Using “but” can negate an apology and create a defensive tone. Instead, focus on finding a solution and making things right for the customer.
“Let me know if you have any other problems.”
If a customer comes to you with a problem, and you think you’ve resolved that problem, great. But don’t expect the customer to contact you if other issues pop up; follow up a couple of days later to ensure all is still well. Solving a customer’s problem meets expectations; following up to see if they need further assistance shows you care.
“I’m just following orders.”
Taking ownership of a problem is crucial in customer service. If your team is simply following orders, it can create a negative experience for the customer and damage your relationship with them.
“You’re being unreasonable.”
While telling a customer they are being unreasonable may be tempting, it’s important to remember that the customer’s perception is their reality. Instead, work towards finding a solution that meets their needs.
You mean “yes,” but “no problem” still implies the customer is causing a problem. Replace “no problem” with “yes.”
“Let me try to do that…”
Customers care about results, not effort. Tell them what you will do. “Trying” creates greater uncertainty. If a client requests an accelerated delivery, say, “I’ll call our distributor and get the best schedule possible.” All you can do is all you can do. Don’t imply you’re working extra hard on my behalf by “trying.”
“I’ll get back to you as soon as I can.”
Maybe you will… but the customer wonders what “soon” means. Always specify a time. If, when that time comes, you still don’t have all the information you need, contact the customer and say so — and say when you’ll follow up again. Customer relationships are based on managing expectations; “as soon as I can” sounds good but fails to set an expectation the customer can count on.

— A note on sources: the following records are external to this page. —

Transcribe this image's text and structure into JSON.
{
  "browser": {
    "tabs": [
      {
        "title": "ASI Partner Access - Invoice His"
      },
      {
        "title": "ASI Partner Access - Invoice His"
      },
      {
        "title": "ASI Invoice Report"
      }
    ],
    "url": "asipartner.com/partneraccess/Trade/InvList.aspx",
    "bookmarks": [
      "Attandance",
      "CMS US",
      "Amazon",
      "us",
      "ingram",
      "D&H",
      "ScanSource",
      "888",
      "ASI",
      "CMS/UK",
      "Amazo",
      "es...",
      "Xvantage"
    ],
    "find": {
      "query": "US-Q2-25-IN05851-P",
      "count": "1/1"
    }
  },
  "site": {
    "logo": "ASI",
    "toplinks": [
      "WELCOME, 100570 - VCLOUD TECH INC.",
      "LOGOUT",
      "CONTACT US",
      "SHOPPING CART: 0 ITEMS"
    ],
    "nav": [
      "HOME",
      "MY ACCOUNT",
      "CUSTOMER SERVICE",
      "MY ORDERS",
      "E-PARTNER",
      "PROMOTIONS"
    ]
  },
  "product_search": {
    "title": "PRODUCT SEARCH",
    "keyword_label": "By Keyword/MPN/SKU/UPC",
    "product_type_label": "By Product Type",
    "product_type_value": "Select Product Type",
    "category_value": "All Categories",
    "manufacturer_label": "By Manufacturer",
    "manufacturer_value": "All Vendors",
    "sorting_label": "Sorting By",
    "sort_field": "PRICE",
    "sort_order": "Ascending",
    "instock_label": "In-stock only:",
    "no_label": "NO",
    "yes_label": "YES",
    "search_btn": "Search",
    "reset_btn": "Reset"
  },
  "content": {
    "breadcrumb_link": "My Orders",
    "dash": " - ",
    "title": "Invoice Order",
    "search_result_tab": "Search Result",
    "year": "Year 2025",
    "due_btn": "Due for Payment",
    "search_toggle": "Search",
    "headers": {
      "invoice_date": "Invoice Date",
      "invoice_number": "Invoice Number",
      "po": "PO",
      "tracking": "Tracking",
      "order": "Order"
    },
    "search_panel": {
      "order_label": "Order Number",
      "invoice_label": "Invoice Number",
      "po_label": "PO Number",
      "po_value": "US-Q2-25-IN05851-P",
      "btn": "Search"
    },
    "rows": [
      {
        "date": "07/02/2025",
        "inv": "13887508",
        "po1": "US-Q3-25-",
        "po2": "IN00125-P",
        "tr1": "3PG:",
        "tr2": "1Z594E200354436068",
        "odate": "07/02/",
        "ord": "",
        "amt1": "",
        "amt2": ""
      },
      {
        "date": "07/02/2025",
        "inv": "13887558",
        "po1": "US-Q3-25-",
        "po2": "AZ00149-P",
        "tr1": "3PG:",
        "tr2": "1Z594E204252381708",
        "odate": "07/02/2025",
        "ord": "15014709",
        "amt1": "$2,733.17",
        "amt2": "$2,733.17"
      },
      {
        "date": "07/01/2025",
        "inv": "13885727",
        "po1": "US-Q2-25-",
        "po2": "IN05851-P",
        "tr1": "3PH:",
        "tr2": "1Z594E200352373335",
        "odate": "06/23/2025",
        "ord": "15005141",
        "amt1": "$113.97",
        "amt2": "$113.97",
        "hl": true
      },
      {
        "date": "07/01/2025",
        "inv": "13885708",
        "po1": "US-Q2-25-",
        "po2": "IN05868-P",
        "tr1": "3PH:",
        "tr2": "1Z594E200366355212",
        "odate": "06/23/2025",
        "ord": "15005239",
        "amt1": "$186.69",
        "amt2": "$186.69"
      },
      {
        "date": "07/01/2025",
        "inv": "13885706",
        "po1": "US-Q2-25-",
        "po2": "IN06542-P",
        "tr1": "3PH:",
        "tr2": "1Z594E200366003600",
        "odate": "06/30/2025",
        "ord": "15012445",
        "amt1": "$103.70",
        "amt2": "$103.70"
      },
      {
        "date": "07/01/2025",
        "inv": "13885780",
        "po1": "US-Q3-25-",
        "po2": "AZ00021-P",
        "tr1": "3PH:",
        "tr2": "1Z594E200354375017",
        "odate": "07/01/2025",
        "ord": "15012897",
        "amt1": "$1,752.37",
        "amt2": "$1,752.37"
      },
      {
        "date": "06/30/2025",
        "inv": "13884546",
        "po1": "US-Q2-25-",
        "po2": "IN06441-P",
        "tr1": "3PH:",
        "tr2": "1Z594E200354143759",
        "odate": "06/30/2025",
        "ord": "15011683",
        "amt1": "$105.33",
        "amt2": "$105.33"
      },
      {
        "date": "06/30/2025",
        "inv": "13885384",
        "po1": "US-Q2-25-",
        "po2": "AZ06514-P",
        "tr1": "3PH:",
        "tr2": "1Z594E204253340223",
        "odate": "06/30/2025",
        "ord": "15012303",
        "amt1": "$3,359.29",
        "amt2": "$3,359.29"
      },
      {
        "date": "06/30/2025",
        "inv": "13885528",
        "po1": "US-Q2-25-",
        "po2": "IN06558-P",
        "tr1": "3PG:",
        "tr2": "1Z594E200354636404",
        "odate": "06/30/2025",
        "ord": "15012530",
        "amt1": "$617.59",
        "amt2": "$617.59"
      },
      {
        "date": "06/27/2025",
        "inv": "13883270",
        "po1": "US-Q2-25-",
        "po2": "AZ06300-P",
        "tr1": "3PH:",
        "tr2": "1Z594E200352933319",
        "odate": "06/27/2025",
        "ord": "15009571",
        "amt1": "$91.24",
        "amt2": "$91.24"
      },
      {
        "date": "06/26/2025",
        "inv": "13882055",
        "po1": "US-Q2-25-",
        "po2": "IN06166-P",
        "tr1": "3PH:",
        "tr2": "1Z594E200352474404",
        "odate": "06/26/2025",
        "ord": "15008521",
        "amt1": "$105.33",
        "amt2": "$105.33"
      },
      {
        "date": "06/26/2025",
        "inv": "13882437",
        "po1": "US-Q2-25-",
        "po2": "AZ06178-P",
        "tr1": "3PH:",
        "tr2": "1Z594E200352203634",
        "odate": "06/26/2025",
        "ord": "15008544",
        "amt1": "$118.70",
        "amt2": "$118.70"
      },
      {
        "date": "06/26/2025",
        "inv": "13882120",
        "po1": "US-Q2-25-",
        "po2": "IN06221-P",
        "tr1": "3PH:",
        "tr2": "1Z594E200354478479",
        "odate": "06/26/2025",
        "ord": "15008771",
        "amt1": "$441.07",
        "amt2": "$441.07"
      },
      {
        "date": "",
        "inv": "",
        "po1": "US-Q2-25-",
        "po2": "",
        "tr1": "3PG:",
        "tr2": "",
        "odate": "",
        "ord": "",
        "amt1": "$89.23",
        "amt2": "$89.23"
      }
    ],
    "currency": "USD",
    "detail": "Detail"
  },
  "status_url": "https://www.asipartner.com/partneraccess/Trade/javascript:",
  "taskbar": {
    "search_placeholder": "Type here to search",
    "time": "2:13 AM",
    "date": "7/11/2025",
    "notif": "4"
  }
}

What matters most is your willingness to help!
Effective communication is essential for building strong customer relationships. And, while there are certain things you should avoid saying to your customers, it’s essential to take ownership of the problem and work towards finding a solution. After all, people might forget what you said, but they’ll certainly remember whether or not you were there to help when they needed you!